И смыть его возможно было лишь кровью, великой искупляющей жертвой возможно было одержать верх. Все иные пути вели к гибели. Восток, словно ползучий серый лишайник, всё плотнее затягивал краски духа земли Русской. И под этим покровом незримо разъедался и растворялся вольный образ славянский, взлелеянный предками. Погружённый в греческую сень нравов, привыкший служить византийскому патриарху, Алексий уже не внимал столь тонким, острым и яростным чувствам, которые испытывал всякий послух, пришедший в обитель Сергия.

Братия кое-как втянулась в тесноватый храм и началась служба, прежде чем митрополит стряхнул задумчивое оцепенение.

– Жалобы на тебя, игумен! – словно спохватившись, промолвил он уже без прежней суровости. – И дня нет, чтоб челобитную не подали. Ты почто опять велел братии дань сбирать с окрестных земель? Ровно баскаки, наскакивают иноки твои!.. Кто позволил тебе подати требовать? Воеводой себя возомнил? Князьком удельным?

Сергий и это выслушал с прежней иноческой невозмутимостью: нет, не судить приехал митрополит, что-то иное тревожило. Подати настоятель собирал давно, невзирая на запреты, и всех челобитчиков знал наперечёт. Не поехал бы Алексий в эдакую даль, чтоб обложенных данью крестьян освободить от тягла да игумена отругать.

– А я, святейший, тебе уподобился, – дерзко отозвался он. – Ты ведь тоже не государь, не великий князь. Но ныне властвуешь не токмо на духовном поприще. Не токмо святительскую славу себе снискал на Руси. Вот и шлют тебе челобитные, словно царю.

Алексий встрепенулся от его слов и, верно, ответить хотел резко, да в церкви грянул густой мужской хор. Всякий бы соборный столичный храм позавидовал столь могучим голосам и спевке. Сергий про себя ругнул братию: след ли силу пением показывать, коль собрались слепые да глухие? Ведь упреждал певчих, запрещал свои лужёные глотки выказывать!

Однако святейший вроде бы не заметил столь зримой разницы притворной убогости и непритворных голосов.

– Ещё сказывают, ты в некоем тайном скиту людишек пытаешь с пристрастием, – заявил он. – Которые к тебе в пустынь приходят.

– А разве ты еретиков не пытаешь на Чудовом подворье? – спросил настоятель и словно обезоружил Алексия.

– Тяжко мне сие ремесло…

– Будто мне в радость!

– И мирская власть мне в тягость, – пожаловался он. – Покуда Дмитрий Иванович молод, на себя бремя принял. А заместо благодарности от князя недовольство слышу.

– Тут твоя правда, святейший, – с готовностью поддакнул настоятель, ровно не вняв последним словам Алексия. – Ныне всюду так устроилось. Кто по собственной воле на себя бремя взял, тому и нести его.
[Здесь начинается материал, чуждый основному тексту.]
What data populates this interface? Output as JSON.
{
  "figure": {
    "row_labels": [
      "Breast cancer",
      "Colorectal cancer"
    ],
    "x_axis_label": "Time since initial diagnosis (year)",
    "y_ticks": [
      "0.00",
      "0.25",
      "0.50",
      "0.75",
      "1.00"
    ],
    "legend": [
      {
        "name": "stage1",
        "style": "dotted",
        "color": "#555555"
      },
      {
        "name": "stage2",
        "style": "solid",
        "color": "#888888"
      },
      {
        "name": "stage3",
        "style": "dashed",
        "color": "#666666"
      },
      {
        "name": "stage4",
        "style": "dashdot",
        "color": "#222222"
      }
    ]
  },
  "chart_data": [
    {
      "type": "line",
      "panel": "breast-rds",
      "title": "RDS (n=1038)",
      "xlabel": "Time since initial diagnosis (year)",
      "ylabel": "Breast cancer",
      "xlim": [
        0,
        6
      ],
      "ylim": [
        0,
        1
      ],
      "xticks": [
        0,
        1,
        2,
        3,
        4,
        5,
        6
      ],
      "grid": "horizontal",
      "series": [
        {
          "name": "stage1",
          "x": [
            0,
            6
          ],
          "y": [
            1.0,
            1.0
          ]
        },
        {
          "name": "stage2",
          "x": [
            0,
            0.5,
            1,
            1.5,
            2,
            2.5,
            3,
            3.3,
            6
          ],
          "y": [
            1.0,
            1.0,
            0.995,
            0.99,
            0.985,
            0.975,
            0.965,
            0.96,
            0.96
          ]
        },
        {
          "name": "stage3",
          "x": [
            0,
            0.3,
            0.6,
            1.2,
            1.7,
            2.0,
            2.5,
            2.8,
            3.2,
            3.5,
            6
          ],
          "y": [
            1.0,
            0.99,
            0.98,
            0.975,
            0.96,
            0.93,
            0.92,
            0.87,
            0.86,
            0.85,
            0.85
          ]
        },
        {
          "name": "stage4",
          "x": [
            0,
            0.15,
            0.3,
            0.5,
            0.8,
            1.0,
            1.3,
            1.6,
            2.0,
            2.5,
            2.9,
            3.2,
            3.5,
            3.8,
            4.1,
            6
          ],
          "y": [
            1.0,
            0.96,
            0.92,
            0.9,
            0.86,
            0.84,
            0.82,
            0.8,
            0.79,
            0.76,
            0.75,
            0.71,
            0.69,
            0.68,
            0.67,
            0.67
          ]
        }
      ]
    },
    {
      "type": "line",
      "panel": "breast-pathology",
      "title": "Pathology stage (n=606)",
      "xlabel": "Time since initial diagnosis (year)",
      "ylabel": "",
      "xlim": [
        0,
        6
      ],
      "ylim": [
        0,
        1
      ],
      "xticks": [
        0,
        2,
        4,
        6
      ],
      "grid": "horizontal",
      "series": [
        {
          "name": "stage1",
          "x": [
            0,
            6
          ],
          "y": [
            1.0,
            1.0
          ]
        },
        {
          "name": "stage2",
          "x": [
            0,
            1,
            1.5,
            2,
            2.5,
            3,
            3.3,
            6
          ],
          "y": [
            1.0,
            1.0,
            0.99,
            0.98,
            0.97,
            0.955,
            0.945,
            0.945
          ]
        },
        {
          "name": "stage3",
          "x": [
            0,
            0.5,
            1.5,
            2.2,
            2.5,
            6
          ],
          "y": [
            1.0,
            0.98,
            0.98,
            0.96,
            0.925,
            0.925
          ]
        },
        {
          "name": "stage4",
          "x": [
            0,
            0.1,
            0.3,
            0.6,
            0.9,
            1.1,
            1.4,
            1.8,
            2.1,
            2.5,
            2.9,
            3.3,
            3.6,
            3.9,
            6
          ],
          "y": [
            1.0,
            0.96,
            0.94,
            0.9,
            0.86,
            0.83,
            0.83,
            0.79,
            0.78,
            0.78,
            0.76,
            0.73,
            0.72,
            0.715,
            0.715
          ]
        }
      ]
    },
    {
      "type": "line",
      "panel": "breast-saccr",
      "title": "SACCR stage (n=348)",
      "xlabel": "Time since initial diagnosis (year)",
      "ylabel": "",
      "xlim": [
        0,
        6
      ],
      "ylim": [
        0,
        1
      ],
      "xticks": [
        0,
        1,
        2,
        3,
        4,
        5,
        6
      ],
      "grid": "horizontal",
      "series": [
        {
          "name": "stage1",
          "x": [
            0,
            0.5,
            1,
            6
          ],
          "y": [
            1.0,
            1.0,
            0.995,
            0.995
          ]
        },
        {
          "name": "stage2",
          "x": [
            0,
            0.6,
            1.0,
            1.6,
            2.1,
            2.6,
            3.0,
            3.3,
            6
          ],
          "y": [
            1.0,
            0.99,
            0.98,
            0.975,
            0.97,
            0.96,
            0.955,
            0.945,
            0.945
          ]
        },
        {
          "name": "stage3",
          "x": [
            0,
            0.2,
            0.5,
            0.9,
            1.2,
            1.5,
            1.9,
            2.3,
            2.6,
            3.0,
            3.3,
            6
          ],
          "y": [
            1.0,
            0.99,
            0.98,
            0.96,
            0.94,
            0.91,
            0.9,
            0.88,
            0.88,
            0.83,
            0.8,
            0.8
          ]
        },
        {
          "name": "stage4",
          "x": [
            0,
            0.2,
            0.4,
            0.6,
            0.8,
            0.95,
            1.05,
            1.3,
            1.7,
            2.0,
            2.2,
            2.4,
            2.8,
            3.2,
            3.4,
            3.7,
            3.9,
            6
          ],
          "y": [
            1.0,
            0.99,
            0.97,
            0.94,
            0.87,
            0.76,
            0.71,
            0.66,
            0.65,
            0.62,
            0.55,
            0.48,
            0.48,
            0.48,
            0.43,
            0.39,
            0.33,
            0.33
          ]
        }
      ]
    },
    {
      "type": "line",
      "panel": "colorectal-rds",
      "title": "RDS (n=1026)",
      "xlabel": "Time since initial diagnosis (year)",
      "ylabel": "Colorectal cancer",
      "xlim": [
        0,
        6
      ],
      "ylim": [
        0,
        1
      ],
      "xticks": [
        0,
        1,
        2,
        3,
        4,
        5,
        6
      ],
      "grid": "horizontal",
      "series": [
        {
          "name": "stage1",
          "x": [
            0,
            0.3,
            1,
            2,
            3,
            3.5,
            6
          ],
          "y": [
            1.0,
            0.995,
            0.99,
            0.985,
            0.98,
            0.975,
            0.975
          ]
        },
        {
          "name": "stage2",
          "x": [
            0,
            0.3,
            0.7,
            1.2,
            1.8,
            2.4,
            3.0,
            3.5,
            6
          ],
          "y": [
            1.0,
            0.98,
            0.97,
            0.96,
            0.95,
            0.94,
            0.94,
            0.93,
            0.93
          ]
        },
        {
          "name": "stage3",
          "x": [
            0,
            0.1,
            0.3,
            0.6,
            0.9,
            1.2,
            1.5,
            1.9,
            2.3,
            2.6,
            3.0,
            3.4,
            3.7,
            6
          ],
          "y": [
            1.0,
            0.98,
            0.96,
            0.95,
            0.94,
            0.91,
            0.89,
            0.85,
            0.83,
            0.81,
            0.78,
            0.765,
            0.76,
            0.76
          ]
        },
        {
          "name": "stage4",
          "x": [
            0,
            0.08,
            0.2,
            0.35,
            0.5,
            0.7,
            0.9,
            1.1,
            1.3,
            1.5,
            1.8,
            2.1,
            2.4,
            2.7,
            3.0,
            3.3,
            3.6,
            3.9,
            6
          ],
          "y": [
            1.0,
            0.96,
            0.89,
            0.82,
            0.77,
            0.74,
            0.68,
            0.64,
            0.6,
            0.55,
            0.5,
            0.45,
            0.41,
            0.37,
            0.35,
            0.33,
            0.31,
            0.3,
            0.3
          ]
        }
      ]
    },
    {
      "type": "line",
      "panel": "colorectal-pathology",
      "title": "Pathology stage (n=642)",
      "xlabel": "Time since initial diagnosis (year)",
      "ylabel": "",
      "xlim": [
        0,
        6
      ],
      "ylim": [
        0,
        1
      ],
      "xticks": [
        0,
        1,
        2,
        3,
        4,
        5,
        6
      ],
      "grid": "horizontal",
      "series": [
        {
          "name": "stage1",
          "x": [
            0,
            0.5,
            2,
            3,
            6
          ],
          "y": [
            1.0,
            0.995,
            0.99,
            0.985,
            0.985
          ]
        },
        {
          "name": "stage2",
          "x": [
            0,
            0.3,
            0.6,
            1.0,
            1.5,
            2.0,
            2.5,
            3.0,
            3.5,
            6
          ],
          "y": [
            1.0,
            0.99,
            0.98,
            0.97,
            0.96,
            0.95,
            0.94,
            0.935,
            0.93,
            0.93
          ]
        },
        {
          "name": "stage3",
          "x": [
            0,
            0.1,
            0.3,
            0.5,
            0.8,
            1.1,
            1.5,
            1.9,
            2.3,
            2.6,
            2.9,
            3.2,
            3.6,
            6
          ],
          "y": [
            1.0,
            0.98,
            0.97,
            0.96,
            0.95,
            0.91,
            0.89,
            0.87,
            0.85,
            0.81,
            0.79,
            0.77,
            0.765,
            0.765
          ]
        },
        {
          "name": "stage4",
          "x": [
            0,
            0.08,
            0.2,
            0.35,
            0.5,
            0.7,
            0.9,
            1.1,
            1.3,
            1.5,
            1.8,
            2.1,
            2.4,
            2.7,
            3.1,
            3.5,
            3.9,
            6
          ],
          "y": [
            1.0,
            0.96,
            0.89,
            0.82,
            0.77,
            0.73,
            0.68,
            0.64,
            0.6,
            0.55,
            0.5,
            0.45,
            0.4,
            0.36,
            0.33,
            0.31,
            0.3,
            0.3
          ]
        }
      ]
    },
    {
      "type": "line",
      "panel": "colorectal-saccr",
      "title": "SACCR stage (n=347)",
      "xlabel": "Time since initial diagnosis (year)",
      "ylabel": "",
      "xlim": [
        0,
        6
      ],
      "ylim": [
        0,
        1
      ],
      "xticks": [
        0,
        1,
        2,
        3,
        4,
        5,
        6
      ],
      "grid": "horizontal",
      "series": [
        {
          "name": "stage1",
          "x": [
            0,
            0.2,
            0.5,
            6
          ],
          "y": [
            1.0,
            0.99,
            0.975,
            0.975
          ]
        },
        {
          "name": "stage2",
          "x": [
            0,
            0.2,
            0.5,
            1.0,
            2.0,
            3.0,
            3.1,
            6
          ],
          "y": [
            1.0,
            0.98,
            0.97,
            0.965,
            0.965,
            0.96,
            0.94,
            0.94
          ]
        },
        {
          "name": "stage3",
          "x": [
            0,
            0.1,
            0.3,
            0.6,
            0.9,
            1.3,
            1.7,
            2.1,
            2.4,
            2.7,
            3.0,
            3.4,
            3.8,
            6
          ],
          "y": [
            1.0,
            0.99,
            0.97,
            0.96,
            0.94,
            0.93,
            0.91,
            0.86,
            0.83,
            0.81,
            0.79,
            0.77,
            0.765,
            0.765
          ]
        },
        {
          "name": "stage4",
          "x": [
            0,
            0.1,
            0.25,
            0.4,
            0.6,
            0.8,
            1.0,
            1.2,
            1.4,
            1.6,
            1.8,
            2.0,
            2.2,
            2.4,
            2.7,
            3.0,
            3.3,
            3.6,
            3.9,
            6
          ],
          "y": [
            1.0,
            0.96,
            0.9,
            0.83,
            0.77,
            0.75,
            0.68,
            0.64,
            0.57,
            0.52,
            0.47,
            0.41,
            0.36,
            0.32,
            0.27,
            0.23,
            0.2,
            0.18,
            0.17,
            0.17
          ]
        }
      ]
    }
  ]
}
Мудрёный смысл ответа митрополит не уловил, ибо довлели над ним совсем иные, потаённые мысли. Послушал хор и ещё больше ссутулился, словно ноша на плечи легла.

– Ты прости меня, брат Сергий, – снизошёл вдруг до имени. – Я к тебе ныне как к духовнику пожаловал. Некому стало горечь сердечную поведать. За утешением пришёл.

Настоятель помалкивал, перебирая чётки-листовки, ждал. Алексий помедлил, отпыхиваясь, – на одышку пробило.

– Позрел на твоих незрячих, ещё горше стало… Я ведь в Орде вовсе и не чудотворствовал. Ханша обманом заманила… Зрячей была, притворилась. Хан Джанибек заболел, но Тайдула вздумала сыновнюю болезнь утаить, дабы власти не потерять. Про себя сказала, мол, захворала, ослепла… Врачевал хана, да без толку. Не поднял молитвами… А ханша славу распустила про своё исцеление.

Пользуясь долгой паузой, Сергий чурку установил напротив Алексия и сел наконец-то, готовый исповедь выслушать. А тот будто бы горечь со своей души соскребал, откашливал мокроту, чтоб выплюнуть, сидел, обвисший на посохе, шамкал редкозубым ртом. Но не выплюнул, вдруг сглотнул вместе с одышкой, воздух носом потянул и отпрянул.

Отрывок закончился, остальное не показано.